When I got home I called Dave for a debriefing and he burst out laughing, "And you're a parent coach?!"

Maybe...somedays I'm not so sure.  While there has been some support from those closest to me, there has been a fair number of...not so supportive comments made towards me.."YOU?! A parent coach?!  How are you going to do that? What experience do YOU have?!"  or "No one is going to hire a parent coach for normally developing children with normal parenting issues."  or "That's a unique idea, but no parent is going to be willing to say they are a bad parent and THEN talk to a complete stranger about it."

And so on and so forth....

Perhaps the marketing people who place cookies in check-out aisles at a child's EYE LEVEL could do something beneficial with their time...like helping me figure out how the hell to market this business that I do believe in.

But maybe it's not a marketing issue, maybe it's self-belief issue.  Maybe, after trips like today, or after considering how much time my children spend trying to watch TV or begging to go to the neighbor's house, maybe I'm not feeling so confident in my ability to parent well...and so, as my critics say, who am I to do this work?  

That's enough introspection and bitching for now...Time to turn the computer off and clean.

Wednesday, June 8, 2011

Twinguistics

There just isn't time to get a blog out. Everytime I turn around someone is crying, fighting, making a mess, thirsty, hungry.  It's just more peaceful without the computer these days...so it is usually off and I tend not to miss anything except today when the gathering for parks changed at the last minute and the other moms were able to communicate via texts or whatever on their phones.  At the moment, I can't even tell you where my cell phone that is 5 years old, pay as you go, is located.

I know there are a fair amount of multiples or MOM's who read this (Moms Of Multiples), so I'll just post some Twinguistics that I got from a multiples site.  It's all I've got....


Below Taken From: Multiples and More Blogspot

Oddly enough there are no words to describe a great many of the situations and ideas that pertain to living your life in the company of children. So parents are forced to give long drawn out descriptions of the circumstances they encounter in order to explain that which is going on in their midst. And who has less time for this than a parent? I’ll tell you who – A parent of multiples.

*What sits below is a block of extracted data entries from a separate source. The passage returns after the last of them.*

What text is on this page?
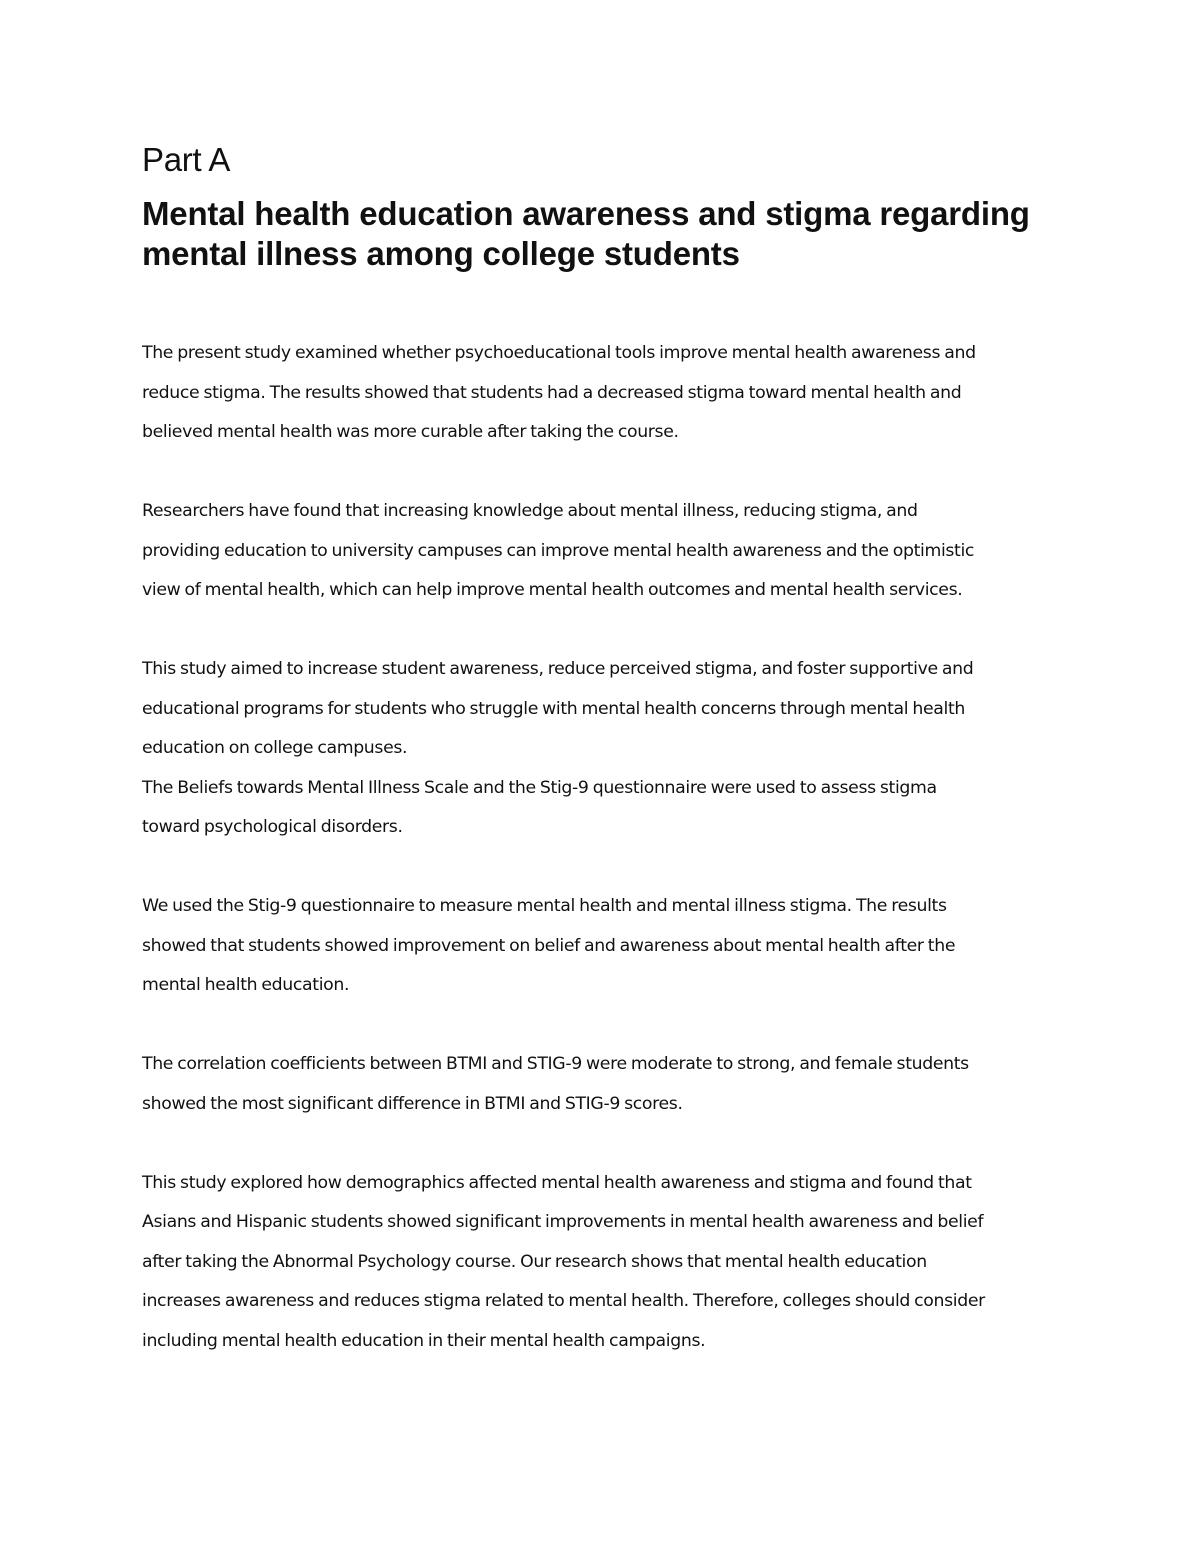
Part A
Mental health education awareness and stigma regarding mental illness among college students

The present study examined whether psychoeducational tools improve mental health awareness and
reduce stigma. The results showed that students had a decreased stigma toward mental health and
believed mental health was more curable after taking the course.

Researchers have found that increasing knowledge about mental illness, reducing stigma, and
providing education to university campuses can improve mental health awareness and the optimistic
view of mental health, which can help improve mental health outcomes and mental health services.

This study aimed to increase student awareness, reduce perceived stigma, and foster supportive and
educational programs for students who struggle with mental health concerns through mental health
education on college campuses.

The Beliefs towards Mental Illness Scale and the Stig-9 questionnaire were used to assess stigma
toward psychological disorders.

We used the Stig-9 questionnaire to measure mental health and mental illness stigma. The results
showed that students showed improvement on belief and awareness about mental health after the
mental health education.

The correlation coefficients between BTMI and STIG-9 were moderate to strong, and female students
showed the most significant difference in BTMI and STIG-9 scores.

This study explored how demographics affected mental health awareness and stigma and found that
Asians and Hispanic students showed significant improvements in mental health awareness and belief
after taking the Abnormal Psychology course. Our research shows that mental health education
increases awareness and reduces stigma related to mental health. Therefore, colleges should consider
including mental health education in their mental health campaigns.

Because moms (and dads) of multiples are often the busiest moms (and dads) of all.

With that in mind, The KidDictionary set out to make up and share with you these brand new words designed to describe the predicaments a parent is exposed to when they have a set of multiples in their brood.

TWINSOMNIA (twin-SAHM-nee-uh) n.:: The lack of sleep a mom of multiples experiences when her kids sleeping schedules fall out of synch.

STAYDATE (STAY-dayt) n.: The luxury/burden of always having a built in friend for your multiples to play/fight with any time they’re home together.


TWINGUISTICS (twin-GWISS-tiks) n.: The unique language that baby multiples use to communicate with one another that is completely indecipherable by anyone else.


DUMBASK (DUMM-ask) n.; A person who asks if your Twins who are a boy and a girl are “identical.”


TWINTERFERENCE (twin-tehr-FEER-entz) n.: When one multiple distracts the parent while the other pulls a fast one

TROUBLESUM (TRUBB-uhl-sum) adj.: The increased amount of trouble that can be found when multiple children work together to find it.

COORDTWINATE (co-ORD-twin-ayt) v.: To dress your multiples in matching outfits.

TWINIQUITY (twin-ICK-witt-ee) n.: The fundamental unfairness inherent in having multiples, due to

MULTIPLOY (MULL-tuh-ploy) v.: When Multiples band together and deviously conspire against their parents.

MASSTONISHMENT (mass-TOHN-ish-ment) n.: The shock of suddenly being substantially out numbered by your children when you add a set of multiples to your household

Hopefully by incorporating these new words into our vocabularies we might make some baby steps towards easing our multiple burden. Whoever said “there’s safety in numbers” wasn’t talking about a mom being safe because she had a great number of kids. Good luck to all you Multi-moms and dads.